Typically, an illumination system comprises three lamps of single color, which will also be indicated as the primary lamps generating primary colors. Usually, these lamps are close-to-red (R), close-to-green (G), close-to-blue (B), and the system is indicated as an RGB system. For each lamp, the light intensity can be represented as a number from 0 (no light) to 1 (maximum intensity). A color point can be represented by three-dimensional coordinates (ξ1, ξ2, ξ3), each coordinate in a range from 0 to 1 corresponding in a linear manner to the relative intensity of one of the lamps. The color points of the individual lamps can be represented as (1,0,0), (0,1,0), (0,0,1), respectively. These points describe a triangle in the color space. All colors within this triangle can be generated by the system by suitably setting the relative intensities ξ1, ξ2, ξ3 of the respective lamps. More particularly, each color within this triangle can be obtained in one way only, as a unique combination of the relative intensities ξ1, ξ2, ξ3 of the respective lamps.
It is also possible that an illumination system has four lamps with mutually different colors, i.e. four primaries. As a fourth lamp, a white lamp may be used, which will improve the light output for colors close to the white point, and which is typically used for systems that are mainly used for generating white light. It is also possible that an additional color is used. For instance in the case of fluorescent lamps, it is known to add a yellow lamp to widen the color gamut in the yellow region. Also in the case of fluorescent lamps, it is known to add a red neon lamp to compensate for the unsaturated red of fluorescent lamps; this will also widen the color gamut in the yellow region. In the case of a system with LEDs, it is known to add an amber lamp in order to improve the color rendering index.
In the case of a four-lamp system, the relative intensities of the respective lamps can be written as ξ1, ξ2, ξ3, ξ4. A complication in such case is that most colors (or even all colors) can be obtained not as a unique combination of the four relative intensities ξ1, ξ2, ξ3, ξ4: many such combinations are possible for resulting in the same mixed color.

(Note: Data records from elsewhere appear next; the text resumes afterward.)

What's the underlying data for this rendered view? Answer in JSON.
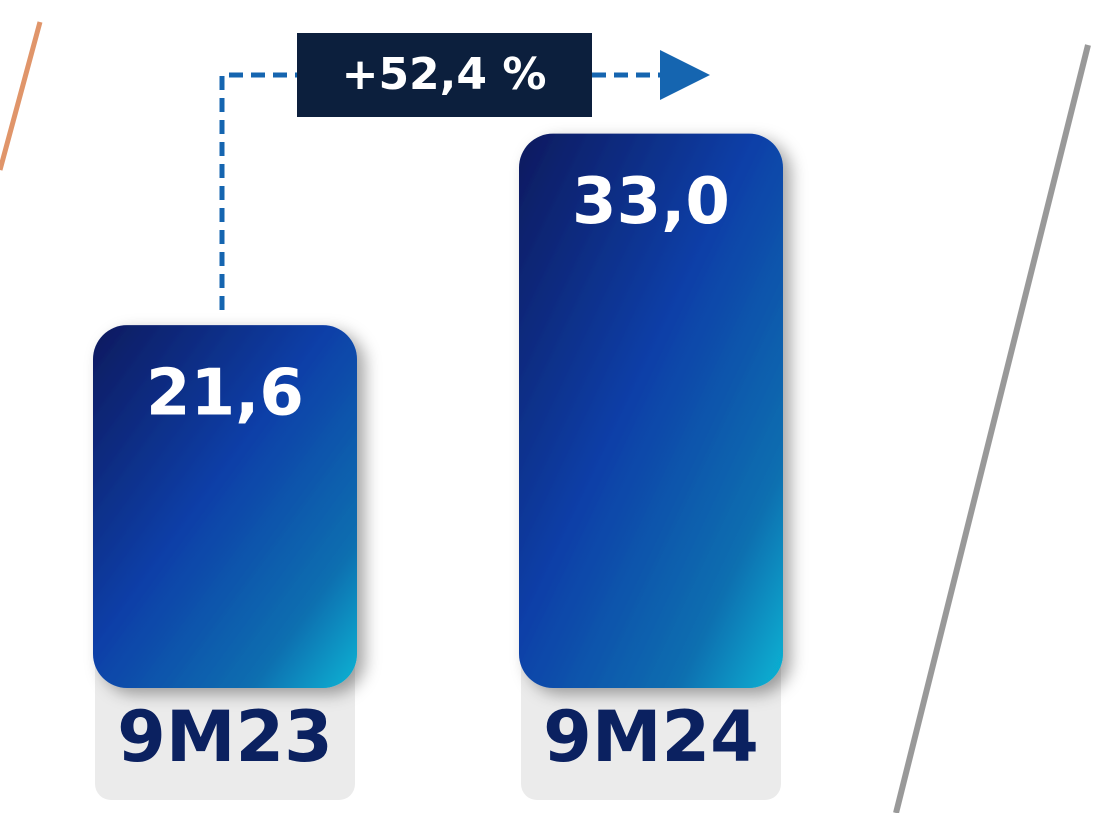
{
  "chart_data": {
    "type": "bar",
    "categories": [
      "9M23",
      "9M24"
    ],
    "values": [
      21.6,
      33.0
    ],
    "value_labels": [
      "21,6",
      "33,0"
    ],
    "annotation": "+52,4 %"
  }
}
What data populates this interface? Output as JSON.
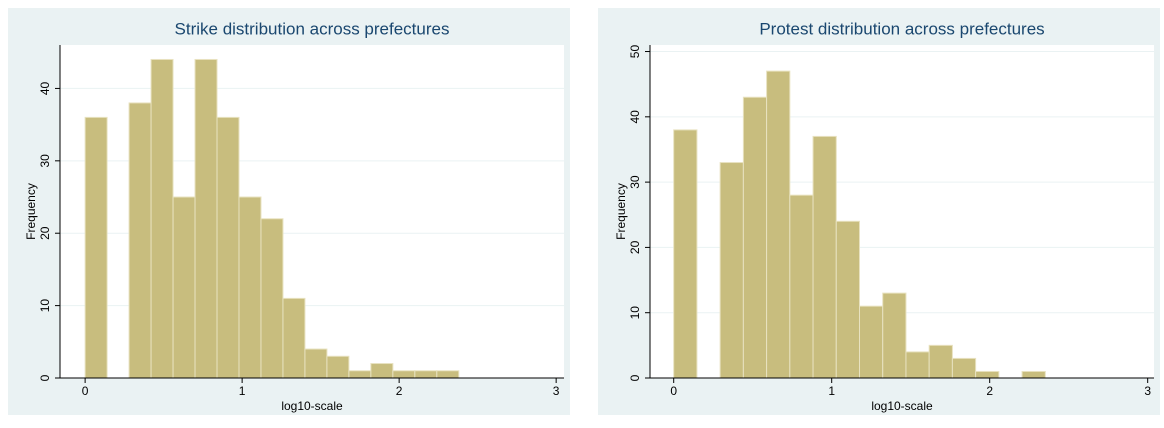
{
  "chart_data": [
    {
      "type": "histogram",
      "title": "Strike distribution across prefectures",
      "x_label": "log10-scale",
      "y_label": "Frequency",
      "bins": [
        0,
        0.14,
        0.28,
        0.42,
        0.56,
        0.7,
        0.84,
        0.98,
        1.12,
        1.26,
        1.4,
        1.54,
        1.68,
        1.82,
        1.96,
        2.1,
        2.24,
        2.38
      ],
      "values": [
        36,
        0,
        38,
        44,
        25,
        44,
        36,
        25,
        22,
        11,
        4,
        3,
        1,
        2,
        1,
        1,
        1
      ],
      "color": "#c8bd7e",
      "xlim": [
        -0.16,
        3.05
      ],
      "ylim": [
        0,
        46
      ],
      "xticks": [
        0,
        1,
        2,
        3
      ],
      "yticks": [
        0,
        10,
        20,
        30,
        40
      ],
      "grid": true
    },
    {
      "type": "histogram",
      "title": "Protest distribution across prefectures",
      "x_label": "log10-scale",
      "y_label": "Frequency",
      "bins": [
        0,
        0.147,
        0.294,
        0.441,
        0.588,
        0.735,
        0.882,
        1.029,
        1.176,
        1.323,
        1.47,
        1.617,
        1.764,
        1.911,
        2.058,
        2.205,
        2.352
      ],
      "values": [
        38,
        0,
        33,
        43,
        47,
        28,
        37,
        24,
        11,
        13,
        4,
        5,
        3,
        1,
        0,
        1
      ],
      "color": "#c8bd7e",
      "xlim": [
        -0.15,
        3.04
      ],
      "ylim": [
        0,
        51
      ],
      "xticks": [
        0,
        1,
        2,
        3
      ],
      "yticks": [
        0,
        10,
        20,
        30,
        40,
        50
      ],
      "grid": true
    }
  ]
}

Thus, if a user selects a certain desired output color, a problem is to find a set of relative intensities ξ1, ξ2, ξ3, ξ4 of the primary lamps. In prior art, there are several different approaches for solving this problem. For instance, it is possible to set one of the primaries to zero, so that the problem translates to a three-primary problem again. Or, it is possible to fix the ratio between the relative intensities of two primaries, to again obtain a problem with three variables. US-2005/00833ξ1-A1 discloses a complicated method based on defining several color triangles.